Perhaps the most refreshing aspect of The Hunger Games is Collins’ examination of power and politics. Put simply, the “rebels” against the Capitol are not purely the spunky underdogs we usually see in dystopian novels. District 13 is a strictly-run pseudo-state that left starving districts to fend for themselves as they hid behind the threat of mutually assured nuclear destruction. Just as much a controlling, power-hungry politician as many in the Capitol, rebel leader Alma Coin does not hesitate to cooperate with Capitol insiders and manipulate Katniss into a propaganda symbol at every turn. This is what I most appreciate about Collins’ writing: even as Katniss becomes the Mockingjay, the rallying figure for the districts as they riot, she is painfully aware of the puppet strings that hold her— half in President Snow’s hands and half in Coin’s. She does her best to fight for the people she grew up with and to end the exploitation she endured as a girl in District 12, but she knows that ultimately, she is not in control.
In The Hunger Games, the revolution starts from the boiling anger of the masses, but it’s carefully orchestrated by a military and propaganda apparatus totally separate from those truly suffering at the bottom. Using children as symbols and manipulating them for political ends is far from fictional. Collins provides clear commentary on the inevitable corruption in hierarchical regimes and the lines both sides will cross for a political win. Even though the rebels win, it is clear that they did not represent the righteous anger and the thirst for justice of the people in the districts; Katniss did. When Katniss shoots Coin instead of Snow, we get an argument that seems groundbreaking in the world of dystopian rebellion novels: one politically-calculating, authoritarian regime replacing another is not a revolution. The people rising up to take back their dignity and humanity is.

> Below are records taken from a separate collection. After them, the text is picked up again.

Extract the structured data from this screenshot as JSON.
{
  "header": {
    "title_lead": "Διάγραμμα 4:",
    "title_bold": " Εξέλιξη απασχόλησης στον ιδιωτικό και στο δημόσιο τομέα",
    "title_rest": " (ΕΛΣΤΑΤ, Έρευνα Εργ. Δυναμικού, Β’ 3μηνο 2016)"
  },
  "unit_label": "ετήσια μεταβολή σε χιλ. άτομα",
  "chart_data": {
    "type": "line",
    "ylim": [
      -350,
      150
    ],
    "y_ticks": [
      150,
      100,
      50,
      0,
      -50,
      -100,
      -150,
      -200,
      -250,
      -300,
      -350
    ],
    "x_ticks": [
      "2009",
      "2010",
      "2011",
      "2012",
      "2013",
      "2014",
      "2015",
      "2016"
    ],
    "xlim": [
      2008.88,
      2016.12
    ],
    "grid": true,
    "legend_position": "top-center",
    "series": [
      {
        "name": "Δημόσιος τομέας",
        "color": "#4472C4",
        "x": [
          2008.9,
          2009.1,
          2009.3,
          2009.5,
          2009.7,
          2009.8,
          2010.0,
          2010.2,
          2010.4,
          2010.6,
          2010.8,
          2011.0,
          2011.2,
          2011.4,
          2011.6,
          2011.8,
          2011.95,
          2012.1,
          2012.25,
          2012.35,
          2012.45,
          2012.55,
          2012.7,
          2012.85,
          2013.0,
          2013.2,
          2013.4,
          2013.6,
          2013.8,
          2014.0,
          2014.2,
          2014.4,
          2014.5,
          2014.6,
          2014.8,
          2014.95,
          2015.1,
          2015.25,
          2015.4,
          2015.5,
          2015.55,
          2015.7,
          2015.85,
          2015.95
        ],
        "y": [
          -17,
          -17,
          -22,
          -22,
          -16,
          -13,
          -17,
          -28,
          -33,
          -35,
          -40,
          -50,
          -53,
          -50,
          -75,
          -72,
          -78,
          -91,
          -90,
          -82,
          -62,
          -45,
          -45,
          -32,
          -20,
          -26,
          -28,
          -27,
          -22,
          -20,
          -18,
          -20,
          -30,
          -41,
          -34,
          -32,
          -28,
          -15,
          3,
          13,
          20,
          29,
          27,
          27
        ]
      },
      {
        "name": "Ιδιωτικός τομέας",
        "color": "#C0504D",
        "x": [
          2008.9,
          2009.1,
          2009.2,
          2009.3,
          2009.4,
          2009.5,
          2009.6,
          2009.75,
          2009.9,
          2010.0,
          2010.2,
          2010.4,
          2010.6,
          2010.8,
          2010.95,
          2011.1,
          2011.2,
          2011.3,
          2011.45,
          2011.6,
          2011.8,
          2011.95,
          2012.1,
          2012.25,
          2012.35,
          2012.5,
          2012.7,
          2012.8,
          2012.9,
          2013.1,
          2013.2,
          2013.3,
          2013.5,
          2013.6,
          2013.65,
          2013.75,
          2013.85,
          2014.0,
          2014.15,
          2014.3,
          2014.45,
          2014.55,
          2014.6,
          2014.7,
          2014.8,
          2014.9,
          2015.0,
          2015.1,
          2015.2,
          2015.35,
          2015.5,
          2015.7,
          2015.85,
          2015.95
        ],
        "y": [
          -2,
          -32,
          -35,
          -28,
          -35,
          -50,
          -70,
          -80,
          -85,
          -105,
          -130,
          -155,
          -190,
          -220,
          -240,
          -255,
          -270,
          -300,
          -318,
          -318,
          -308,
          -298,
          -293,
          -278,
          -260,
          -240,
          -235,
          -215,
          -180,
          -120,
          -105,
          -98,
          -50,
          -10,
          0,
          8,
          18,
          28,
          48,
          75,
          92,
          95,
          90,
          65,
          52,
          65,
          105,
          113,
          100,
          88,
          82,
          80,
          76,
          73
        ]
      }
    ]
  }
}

In the end, the overwhelming death and tragedy that result from the rebellion are staggering. Nearly all of Katniss’ district is decimated, her sister is blown to shreds (likely by a rebel’s bomb), and the mental toll the events of the Games and war loom large in her psyche. What Collins gets right about young protagonists going through hell and back is the weight of trauma that may never leave them.
From the start of the second book, Katniss begins to show signs of depression and trauma-related behaviors from the horrors she endured in the first Games. By the end of Mockingjay, having seen countless friends, soldiers, and citizens die for her and her message, Katniss is changed forever. It takes years of slow, deliberate mental practice to feel safe, normal, and loved. Even though she ends up with Peeta, she’ll never be able to erase the fact that they were forced together by some of the worst events a human can endure. But, ever in the business of chilling accuracy, Collins gives them an imperfect resolution. No, the scars, both physical and mental, of their incredible trauma will never fade. But progress is possible, children are possible, a home is possible, a future is possible.
In the end, The Hunger Games gives us something most books as gory, uncomfortable, and gut-wrenching as these never do: the hope that after we throw our passions and our lives behind fighting for a better world to live in, that world is actually possible. It’s real. In the moments when a Capitolistic/capitalistic culture feels suffocating, in the moments we endure tragedy at the hands of an unjust system, and in the moments we are struggling just to keep our humanity alive, The Hunger Games reminds us just how much we are capable of.